La questione del gas russo
Secondo una diffusa lettura della crisi in Ucraina, uno dei principali fattori che dovrebbero spingere l’Europa a trattare con prudenza la Russia è la dipendenza che il vecchio continente ha dal gas russo (se ne parla qui, ad esempio). Alle sanzioni europee, infatti, la Russia potrebbe rispondere con un taglio delle forniture di gas che ci farebbe sprofondare in un gelido inverno nel quale non potremmo più riscaldare le nostre case, far funzionare le nostre industrie e riscaldare i nostri pasti.
È una strategia che il presidente russo Vladimir Putin potrebbe decidere di intraprendere (in queste ultime settimane ci ha abituato a scelte piuttosto imprevedibili) e se lo facesse le economie europee subirebbero certamente dei danni. Ma ne subirebbero molti meno rispetto a qualche anno fa e, probabilmente, chi pagherebbe di più per questa scelta sarebbe proprio la Russia. Questo per almeno due motivi: il primo è che l’Europa da diversi anni non è più così dipendente dal gas russo e la seconda è che la Russia è almeno altrettanto dipendente dai ricavi che ottiene dalla vendita del gas.
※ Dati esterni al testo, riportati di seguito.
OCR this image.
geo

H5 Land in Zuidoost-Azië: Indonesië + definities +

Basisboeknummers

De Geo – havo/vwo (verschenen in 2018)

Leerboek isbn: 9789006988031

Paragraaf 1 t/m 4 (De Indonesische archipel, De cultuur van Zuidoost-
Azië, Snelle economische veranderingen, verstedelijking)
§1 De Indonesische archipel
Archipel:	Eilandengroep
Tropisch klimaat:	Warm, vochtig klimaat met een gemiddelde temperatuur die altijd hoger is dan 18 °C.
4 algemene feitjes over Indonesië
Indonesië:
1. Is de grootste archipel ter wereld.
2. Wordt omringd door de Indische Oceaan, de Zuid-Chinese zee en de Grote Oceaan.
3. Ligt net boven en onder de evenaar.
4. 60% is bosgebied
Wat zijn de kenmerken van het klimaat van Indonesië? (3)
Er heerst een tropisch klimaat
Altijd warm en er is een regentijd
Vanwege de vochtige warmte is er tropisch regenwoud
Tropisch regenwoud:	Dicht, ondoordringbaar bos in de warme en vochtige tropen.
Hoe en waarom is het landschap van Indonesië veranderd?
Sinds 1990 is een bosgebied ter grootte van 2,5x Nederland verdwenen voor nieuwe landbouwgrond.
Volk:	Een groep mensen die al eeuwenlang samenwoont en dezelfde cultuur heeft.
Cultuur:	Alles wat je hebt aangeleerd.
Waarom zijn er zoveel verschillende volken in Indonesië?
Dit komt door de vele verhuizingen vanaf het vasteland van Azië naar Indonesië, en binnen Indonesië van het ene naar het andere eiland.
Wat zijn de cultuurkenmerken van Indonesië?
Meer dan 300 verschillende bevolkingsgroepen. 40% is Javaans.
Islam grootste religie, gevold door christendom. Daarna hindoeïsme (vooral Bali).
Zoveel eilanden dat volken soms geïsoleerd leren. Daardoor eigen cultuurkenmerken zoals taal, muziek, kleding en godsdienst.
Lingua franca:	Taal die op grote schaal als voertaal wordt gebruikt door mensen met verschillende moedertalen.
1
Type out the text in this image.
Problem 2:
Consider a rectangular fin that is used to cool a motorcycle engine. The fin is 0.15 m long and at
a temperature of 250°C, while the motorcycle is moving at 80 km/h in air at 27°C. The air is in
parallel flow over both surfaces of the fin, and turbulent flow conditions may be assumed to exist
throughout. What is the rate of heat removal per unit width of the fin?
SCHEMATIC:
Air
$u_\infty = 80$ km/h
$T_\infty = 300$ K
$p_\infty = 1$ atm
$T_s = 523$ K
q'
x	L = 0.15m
Non è sempre stato così. In passato ci sono state diverse crisi energetiche, durante le quali la Russia – per brevi periodi – ha interrotto le forniture di gas all’Europa gettando nel panico diversi governi europei. Durante l’ultima crisi, nel 2009, diversi paesi dell’Europa centrale dichiararono lo stato di emergenza e in Bulgaria e Slovacchia scuole ed edifici pubblici vennero chiusi per diversi giorni. Negli ultimi cinque anni, però, sono cambiate parecchie cose.
Come potete vedere in questa infografica realizzata da @ginoselva, i principali paesi europei sono dipendenti dalle importazioni di gas russo per una quantità non superiore a circa un terzo del totale (il paese più dipendente è la Germania, con il 39 per cento, mentre Spagna e Regno Unito fanno completamente a meno del gas russo, qui trovate tutti i dati a pagina 22). Perdere un terzo delle proprie forniture di gas non è uno scherzo, ma bisogna considerare che si tratta di una minaccia molto meno spaventosa se fatta a marzo, cioè all’inizio della bella stagione, rispetto ad ottobre o novembre. Inoltre, un inverno insolitamente mite ha permesso ai vari paesi europei di formare ampie riserve strategiche di gas che basteranno per diversi mesi (secondo alcune analisi, infatti, nel 2013 la domanda europea di gas è stata la più bassa dal 1999).
Non solo: sul mercato oggi sono disponibili molti più fornitori di gas rispetto al passato. Come ha scritto su Forbes Christopher Coats, un giornalista ed esperto di questioni energetiche, un’interruzione delle forniture russe porterebbe certamente ad un incremento dei prezzi, ma gli stati europei potrebbero continuare a rifornirsi da paesi come Norvegia e Algeria. Il recente boom dello shale gas negli Stati Uniti, infatti, ha “liberato” una serie di produttori di gas che ora sono in cerca di mercati dove vendere il gas che non viene più acquistato dagli americani.
A questo bisogna aggiungere che la dipendenza è reciproca. Anzi: da un certo punto di vista, la Russia dipende dalle vendite di gas ancora più dell’Europa. Circa un terzo del gas prodotto da Gazprom (la società che esporta la maggiore quantità di gas russo ed è controllata dal governo federale) viene venduto all’Europa. Se a queste esportazioni sommiamo quelle che riceve l’Ucraina arriviamo alla metà del totale delle vendite di Gazprom. L’Unione Europea, inoltre, è anche il principale destinatario delle esportazioni di petrolio russo, con una quota intorno all’80 per cento. Il totale delle esportazioni di gas e petrolio genera, attraverso i ricavi di Gazprom e le imposte, la metà di tutte le entrate del governo federale russo. Questo significa che poco meno di un terzo delle entrate del governo federale russo dipendono dalla vendita di gas e petrolio all’Europa e all’Ucraina.
Tagliare per rappresaglia queste forniture significherebbe per il governo russo perdere dall’oggi al domani circa 100 milioni di dollari al giorno, secondo Coats. Questo salasso non farebbe che peggiorare una situazione già grave. Il bilancio russo si è sforzato in maniera considerevole per pagare l’organizzazione delle olimpiadi di Sochi e già oggi – con i ricavi dalla vendita di gas ancora al sicuro – diversi analisti dubitano che il governo abbia le risorse necessarie a mantenere in piedi per un lungo periodo l’esercito necessario a invadere e occupare la Crimea e i territori orientali dell’Ucraina.